Un caso di ordini online annullati in modo sistematico ha portato all’arresto di una donna di 32 anni residente a Osaka, accusata di avere interferito pesantemente con le attività del JUMP CHARACTERS STORE, il negozio ufficiale di merchandising legato a Shueisha. Nell’arco di un anno, il valore complessivo degli acquisti cancellati avrebbe raggiunto circa 4,3 miliardi di yen, pari a circa 215 milioni di dollari di Hong Kong.
arresto per ordini fittizi sul negozio jump characters store
Secondo gli investigatori della stazione di polizia di Kanda, la sospettata sarebbe Yoshida Mayu, dipendente di un ristorante di Osaka. Tra luglio 2024 e maggio 2025 avrebbe utilizzato fino a 238 account virtuali per acquistare ripetutamente prodotti ispirati a celebri serie manga, tra cui One Piece e Naruto.
come funzionava il sistema degli ordini annullati
Le modalità individuate dagli inquirenti erano principalmente due. Nel primo caso, la donna selezionava il pagamento anticipato presso un minimarket, per poi lasciare scadere intenzionalmente il termine senza effettuare il versamento. Nel secondo, sceglieva il pagamento alla consegna, rifiutava di pagare e respingeva la merce ricevuta.
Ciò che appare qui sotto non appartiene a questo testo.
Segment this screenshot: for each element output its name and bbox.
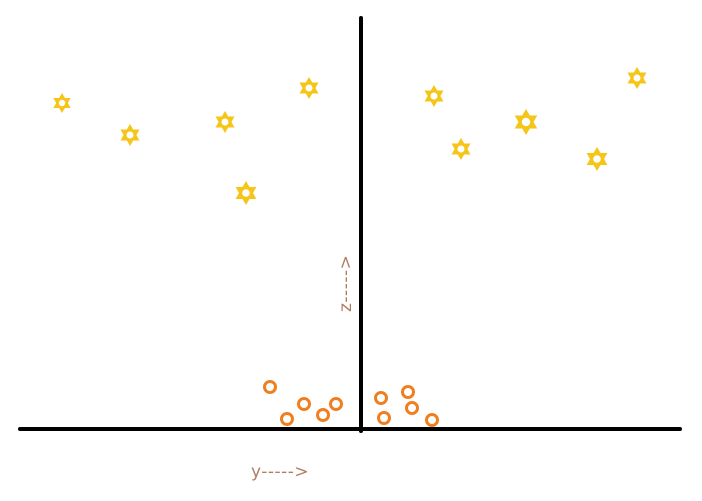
star-icon xyxy=(424,85,444,107)
star-icon xyxy=(514,109,538,135)
star-icon xyxy=(299,77,319,99)
horizontal-axis-label: y-----> xyxy=(251,462,309,482)
circle-icon xyxy=(405,401,419,415)
circle-icon xyxy=(374,391,388,405)
star-icon xyxy=(53,93,71,113)
star-icon xyxy=(451,138,471,160)
circle-icon xyxy=(297,397,311,411)
star-icon xyxy=(215,111,235,133)
vertical-axis-label: z-----> xyxy=(336,255,356,312)
circle-icon xyxy=(280,412,294,426)
star-icon xyxy=(235,181,257,205)
circle-icon xyxy=(377,411,391,425)
star-markers xyxy=(53,67,647,205)
star-icon xyxy=(120,124,140,146)
circle-markers xyxy=(263,380,439,427)
circle-icon xyxy=(329,397,343,411)
circle-icon xyxy=(425,413,439,427)
circle-icon xyxy=(316,408,330,422)
star-icon xyxy=(586,147,608,171)
circle-icon xyxy=(263,380,277,394)
star-icon xyxy=(627,67,647,89)
circle-icon xyxy=(401,385,415,399)
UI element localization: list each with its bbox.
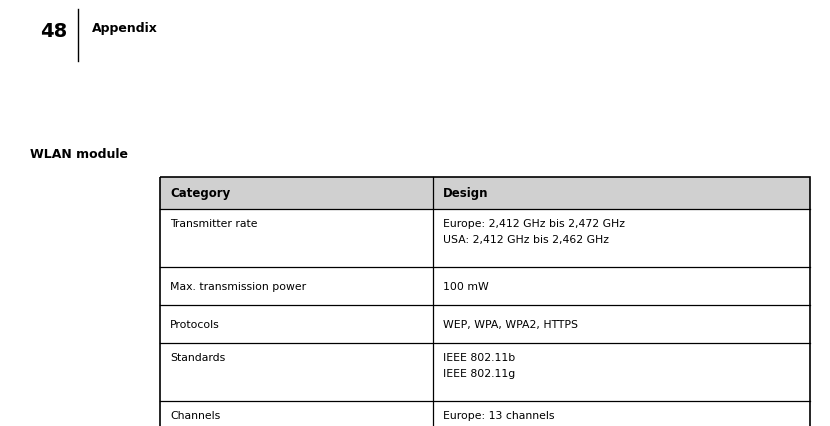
Text: Appendix: Appendix <box>92 22 158 35</box>
Text: 48: 48 <box>40 22 67 41</box>
Text: WEP, WPA, WPA2, HTTPS: WEP, WPA, WPA2, HTTPS <box>443 319 578 329</box>
Bar <box>160 343 810 401</box>
Text: WLAN module: WLAN module <box>30 148 128 161</box>
Text: Europe: 2,412 GHz bis 2,472 GHz
USA: 2,412 GHz bis 2,462 GHz: Europe: 2,412 GHz bis 2,472 GHz USA: 2,4… <box>443 219 625 244</box>
Bar <box>160 178 810 210</box>
Bar <box>160 401 810 426</box>
Text: Category: Category <box>170 187 230 200</box>
Text: Max. transmission power: Max. transmission power <box>170 281 306 291</box>
Text: Standards: Standards <box>170 352 225 362</box>
Bar <box>160 268 810 305</box>
Bar <box>160 178 810 426</box>
Text: 100 mW: 100 mW <box>443 281 489 291</box>
Text: IEEE 802.11b
IEEE 802.11g: IEEE 802.11b IEEE 802.11g <box>443 352 515 378</box>
Text: Protocols: Protocols <box>170 319 220 329</box>
Text: Europe: 13 channels
USA: 11 channels: Europe: 13 channels USA: 11 channels <box>443 410 554 426</box>
Bar <box>160 210 810 268</box>
Text: Channels: Channels <box>170 410 220 420</box>
Bar <box>160 305 810 343</box>
Text: Design: Design <box>443 187 489 200</box>
Text: Transmitter rate: Transmitter rate <box>170 219 257 228</box>
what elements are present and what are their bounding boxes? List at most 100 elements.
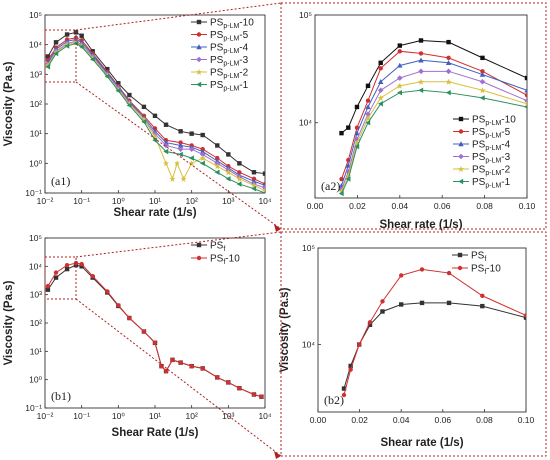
data-point bbox=[399, 273, 404, 278]
series-line bbox=[341, 39, 527, 134]
x-tick-label: 10⁰ bbox=[112, 196, 125, 206]
data-point bbox=[397, 75, 403, 81]
legend-subscript: p-LM bbox=[223, 61, 239, 68]
data-point bbox=[480, 293, 485, 298]
legend-suffix: -2 bbox=[239, 68, 248, 79]
data-point bbox=[348, 367, 353, 372]
x-tick-label: 10⁻¹ bbox=[73, 196, 90, 206]
data-point bbox=[251, 178, 257, 184]
data-point bbox=[365, 98, 371, 103]
data-point bbox=[177, 142, 184, 148]
legend-entry: PSp-LM-2 bbox=[210, 68, 249, 81]
data-point bbox=[116, 303, 121, 308]
data-point bbox=[199, 151, 206, 158]
y-axis-title: Viscosity (Pa.s) bbox=[3, 280, 15, 365]
data-point bbox=[189, 363, 194, 369]
series-line bbox=[47, 262, 262, 398]
legend-marker bbox=[458, 141, 464, 147]
data-point bbox=[367, 322, 373, 328]
series-group bbox=[45, 260, 264, 399]
data-point bbox=[200, 148, 206, 154]
data-point bbox=[524, 75, 527, 81]
legend-marker bbox=[458, 129, 464, 134]
x-axis-title: Shear rate (1/s) bbox=[379, 219, 462, 231]
legend-entry: PSp-LM-4 bbox=[210, 43, 249, 56]
data-point bbox=[354, 125, 360, 130]
y-tick-label: 10⁴ bbox=[29, 40, 42, 50]
series-line bbox=[341, 81, 527, 192]
data-point bbox=[479, 78, 486, 85]
data-point bbox=[178, 360, 183, 365]
data-point bbox=[200, 366, 205, 371]
data-point bbox=[237, 385, 242, 391]
legend-name: PS bbox=[472, 115, 486, 126]
data-point bbox=[354, 136, 360, 143]
y-tick-label: 10² bbox=[30, 318, 42, 328]
data-point bbox=[480, 69, 485, 74]
zoom-frame-b2 bbox=[280, 231, 547, 457]
legend-subscript: p-LM bbox=[485, 183, 501, 190]
legend-marker bbox=[196, 81, 202, 88]
zoom-region-a1 bbox=[44, 29, 77, 83]
data-point bbox=[163, 148, 169, 155]
data-point bbox=[479, 87, 486, 94]
data-point bbox=[237, 170, 242, 175]
data-point bbox=[418, 78, 424, 85]
data-point bbox=[345, 169, 352, 175]
data-point bbox=[418, 68, 424, 75]
y-tick-label: 10¹ bbox=[30, 129, 42, 139]
data-point bbox=[226, 380, 231, 385]
data-point bbox=[141, 104, 147, 110]
x-tick-label: 0.00 bbox=[307, 201, 324, 211]
legend-name: PS bbox=[210, 80, 224, 91]
x-tick-label: 10⁻² bbox=[37, 196, 54, 206]
data-point bbox=[214, 163, 221, 170]
data-point bbox=[199, 155, 206, 162]
data-point bbox=[524, 97, 527, 104]
y-tick-label: 10⁰ bbox=[29, 375, 42, 385]
data-point bbox=[262, 191, 265, 193]
legend-subscript: p-LM bbox=[223, 36, 239, 43]
data-point bbox=[259, 394, 264, 399]
data-point bbox=[251, 170, 257, 175]
zoom-connector bbox=[75, 2, 282, 31]
data-point bbox=[397, 89, 402, 96]
data-point bbox=[339, 130, 344, 136]
legend-entry: PSp-LM-3 bbox=[210, 55, 249, 68]
y-tick-label: 10⁵ bbox=[29, 233, 42, 243]
panel-b2: 0.00 0.02 0.04 0.06 0.08 0.10 10⁴ 10⁵ Shear rate… bbox=[279, 243, 535, 449]
data-point bbox=[397, 43, 402, 48]
data-point bbox=[480, 303, 485, 309]
data-point bbox=[64, 43, 70, 49]
x-tick-label: 10⁴ bbox=[258, 411, 271, 421]
legend-name: PS bbox=[472, 165, 486, 176]
y-tick-label: 10⁴ bbox=[29, 261, 42, 271]
legend-marker bbox=[457, 265, 463, 271]
data-point bbox=[446, 55, 451, 61]
data-point bbox=[399, 302, 404, 307]
x-tick-label: 10⁰ bbox=[112, 411, 125, 421]
legend-marker bbox=[457, 252, 463, 258]
legend-suffix: -1 bbox=[239, 80, 248, 91]
legend-name: PS bbox=[472, 127, 486, 138]
y-tick-label: 10⁵ bbox=[29, 10, 42, 20]
y-tick-label: 10³ bbox=[30, 69, 42, 79]
data-point bbox=[79, 261, 84, 267]
data-point bbox=[365, 83, 371, 89]
x-tick-label: 0.04 bbox=[392, 201, 409, 211]
data-point bbox=[141, 329, 147, 334]
data-point bbox=[180, 175, 187, 182]
data-point bbox=[79, 264, 84, 269]
data-point bbox=[445, 60, 452, 65]
series-line bbox=[343, 268, 526, 396]
legend-suffix: -4 bbox=[501, 140, 510, 151]
data-point bbox=[445, 78, 452, 85]
data-point bbox=[237, 161, 242, 166]
data-point bbox=[523, 315, 526, 320]
data-point bbox=[377, 94, 384, 101]
data-point bbox=[152, 137, 158, 143]
legend-name: PS bbox=[210, 43, 224, 54]
y-axis-title: Viscosity (Pa.s) bbox=[3, 61, 15, 146]
zoom-region-b1 bbox=[44, 256, 77, 300]
data-point bbox=[115, 88, 121, 94]
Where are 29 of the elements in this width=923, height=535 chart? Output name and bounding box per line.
oltre duemila acquisti interrotti
I casi di rifiuto della consegna avrebbero superato quota 2.100. Gli ordini abbandonati dopo la scelta del pagamento anticipato avrebbero invece raggiunto un valore totale superiore a 4,3 miliardi di yen. La sospettata avrebbe dichiarato di avere effettuato complessivamente più di 2.000 operazioni.
le conseguenze per shueisha e per i clienti
Shueisha aveva segnalato alle autorità comportamenti anomali già dopo avere rilevato un aumento sospetto degli ordini. L’elevato numero di acquisti fittizi aveva fatto comparire numerosi articoli popolari come esauriti, impedendo ai clienti realmente interessati di completare l’acquisto e causando la perdita di concrete opportunità commerciali.
L’azienda ha inoltre dovuto sostenere costi aggiuntivi per la gestione degli ordini non validi, versati ai partner incaricati della logistica e delle attività di magazzino. Il danno economico diretto sarebbe ammontato a circa 7,5 milioni di yen, equivalenti a circa 375.000 dollari di Hong Kong.
la confessione dopo l’arresto
Dopo l’arresto, la donna avrebbe ammesso le proprie responsabilità. La sospettata avrebbe spiegato che l’accumulo di forte pressione personale la portava a provare una sensazione immediata di gratificazione attraverso l’invio degli ordini per i prodotti di merchandising.